The apparatus used for abdominal cavity examination in children must be equipped with a wide range of transducers making it possible to assess the abdominal cavity of a newborn, older child and a teenager.
convex abdominal transducer, frequency 3,5–6 MHz;
microconvex transducer to examine newborns and small children, minimum 5–7 MHz;
linear transducer 5–12 MHz.
Transducers with the specified frequencies should be treated as the minimum required equipment. Expanding the range of frequencies, in any type of transducer, is highly recommended.
All transducers should feature imaging option in Color Doppler.
The child being examined should have full bladder, therefore 30–60 minutes prior to the examination, they should be provided with a still drink. Newborns are examined after being breast-fed. Examination on an empty stomach is not required, unless the pathology being diagnosed is related to the gall bladder and the bile ducts(1, 3). In such cases, fasting for 3 hours is enough.
The examination should be repeatable. It covers a series of cross-sections of abdominal cavity organs. The examination is performed in a recumbent position, on the back, on both sides, or possibly on the stomach. Examining small children sitting on the parents’ lap is admissible(1–3).
Examination in the case of children usually starts with the assessment of the urinary bladder in transverse and longitudinal cross-sections.
The next step is the examination of the upper part of the abdominal cavity from right to left:
longitudinal cross-sectional study from the right hepatic lobe and the right kidney towards the spleen and the left kidney;
transverse cross-section under the xiphoid process – show the lower section of the right vestibule, hepatic veins, liver, bile ducts, gall bladder, portal system, pancreas, aorta and the inferior vena cava;
saggital cross-sections going through the inferior vena cava and the aorta;
oblique cross-sections are utilized for best imaging of the examined structures (e.g. liver, gall bladder, celiac trunk).

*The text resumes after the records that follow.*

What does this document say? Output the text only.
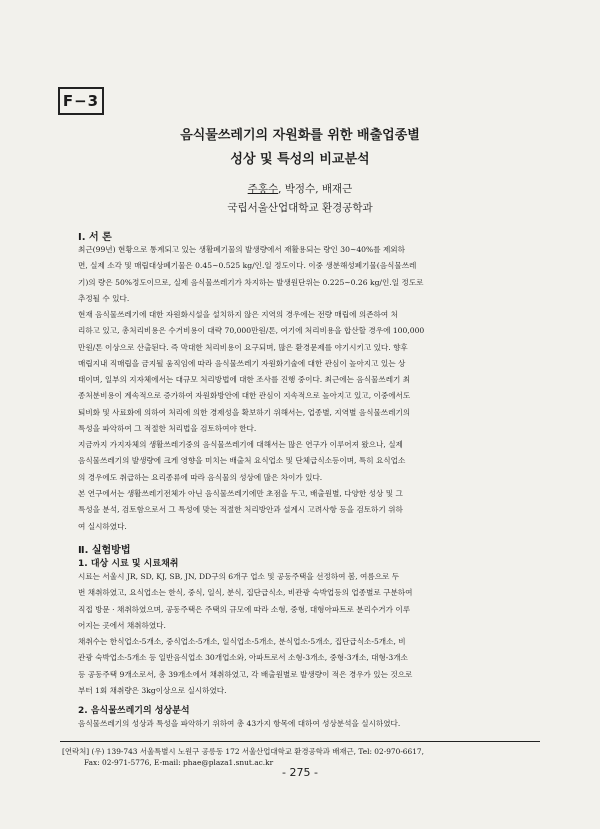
F−3
음식물쓰레기의 자원화를 위한 배출업종별
성상 및 특성의 비교분석
주홍수, 박정수, 배재근
국립서울산업대학교 환경공학과
Ⅰ. 서 론
최근(99년) 현황으로 통계되고 있는 생활폐기물의 발생량에서 재활용되는 량인 30~40%를 제외하
면, 실제 소각 및 매립대상폐기물은 0.45~0.525 kg/인.일 정도이다. 이중 생분해성폐기물(음식물쓰레
기)의 량은 50%정도이므로, 실제 음식물쓰레기가 차지하는 발생원단위는 0.225~0.26 kg/인.일 정도로
추정될 수 있다.
현재 음식물쓰레기에 대한 자원화시설을 설치하지 않은 지역의 경우에는 전량 매립에 의존하여 처
리하고 있고, 총처리비용은 수거비용이 대략 70,000만원/톤, 여기에 처리비용을 합산할 경우에 100,000
만원/톤 이상으로 산출된다. 즉 막대한 처리비용이 요구되며, 많은 환경문제를 야기시키고 있다. 향후
매립지내 직매립을 금지될 움직임에 따라 음식물쓰레기 자원화기술에 대한 관심이 높아지고 있는 상
태이며, 일부의 지자체에서는 대규모 처리방법에 대한 조사를 진행 중이다. 최근에는 음식물쓰레기 최
종처분비용이 계속적으로 증가하여 자원화방안에 대한 관심이 지속적으로 높아지고 있고, 이중에서도
퇴비화 및 사료화에 의하여 처리에 의한 경제성을 확보하기 위해서는, 업종별, 지역별 음식물쓰레기의
특성을 파악하여 그 적절한 처리법을 검토하여야 한다.
지금까지 가지자체의 생활쓰레기중의 음식물쓰레기에 대해서는 많은 연구가 이루어져 왔으나, 실제
음식물쓰레기의 발생량에 크게 영향을 미치는 배출처 요식업소 및 단체급식소등이며, 특히 요식업소
의 경우에도 취급하는 요리종류에 따라 음식물의 성상에 많은 차이가 있다.
본 연구에서는 생활쓰레기전체가 아닌 음식물쓰레기에만 초점을 두고, 배출원별, 다양한 성상 및 그
특성을 분석, 검토함으로서 그 특성에 맞는 적절한 처리방안과 설계시 고려사항 등을 검토하기 위하
여 실시하였다.
Ⅱ. 실험방법
1. 대상 시료 및 시료채취
시료는 서울시 JR, SD, KJ, SB, JN, DD구의 6개구 업소 및 공동주택을 선정하여 봄, 여름으로 두
번 채취하였고, 요식업소는 한식, 중식, 일식, 분식, 집단급식소, 비관광 숙박업등의 업종별로 구분하여
직접 방문 · 채취하였으며, 공동주택은 주택의 규모에 따라 소형, 중형, 대형아파트로 분리수거가 이루
어지는 곳에서 채취하였다.
채취수는 한식업소-5개소, 중식업소-5개소, 일식업소-5개소, 분식업소-5개소, 집단급식소-5개소, 비
관광 숙박업소-5개소 등 일반음식업소 30개업소와, 아파트로서 소형-3개소, 중형-3개소, 대형-3개소
등 공동주택 9개소로서, 총 39개소에서 채취하였고, 각 배출원별로 발생량이 적은 경우가 있는 것으로
부터 1회 채취량은 3kg이상으로 실시하였다.
2. 음식물쓰레기의 성상분석
음식물쓰레기의 성상과 특성을 파악하기 위하여 총 43가지 항목에 대하여 성상분석을 실시하였다.
[연락처] (우) 139-743 서울특별시 노원구 공릉동 172 서울산업대학교 환경공학과 배재근, Tel: 02-970-6617,
Fax: 02-971-5776, E-mail: phae@plaza1.snut.ac.kr
- 275 -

The next stage of the examination is the assessment of the mesogastrium and epigastrium. In this case, high-frequency transducers are used, especially useful to assess intestinal walls. The Puylaert graded compression technique is useful at this point. Linear transducers are recommended to assess intestinal walls.
In the case of lack of the possibility to measure the length of the kidneys in the above cross-sections, the assessment of kidneys and their measurement are performed in a recumbent position on the stomach. It should be borne in mind that repeatable measurement results are obtained in the case of children in repeatable positions and using the same transducers(3–5).
Ultrasound imaging of the abdominal cavity in children with urinary system diseases should be completed with the assessment of the volume of urine residue after micturition. The youngest children may be “excluded” from that part of the examination.
Examination results are composed of two parts:
The written part should include the naming of imaged organs and their structure assessment. In the case of observing a pathology, their location and structure should be described and the impact on the neighboring organs. Each examination of a child should determine the size of the kidneys. Other measurements (of the liver, spleen, pancreas, intestinal walls) are performed in the case of clinical indications or the observed lesions in the examination. The written part should be finished with a conclusion and possibly containing suggestions for further procedure.
Image documentation is necessary in the case of observing a pathology. The images are supposed to contain important elements of the lesion, show its location and the relation to the adjoining organs. The image documentation must contain clearly recorded patient’s data as well as the time of the examination.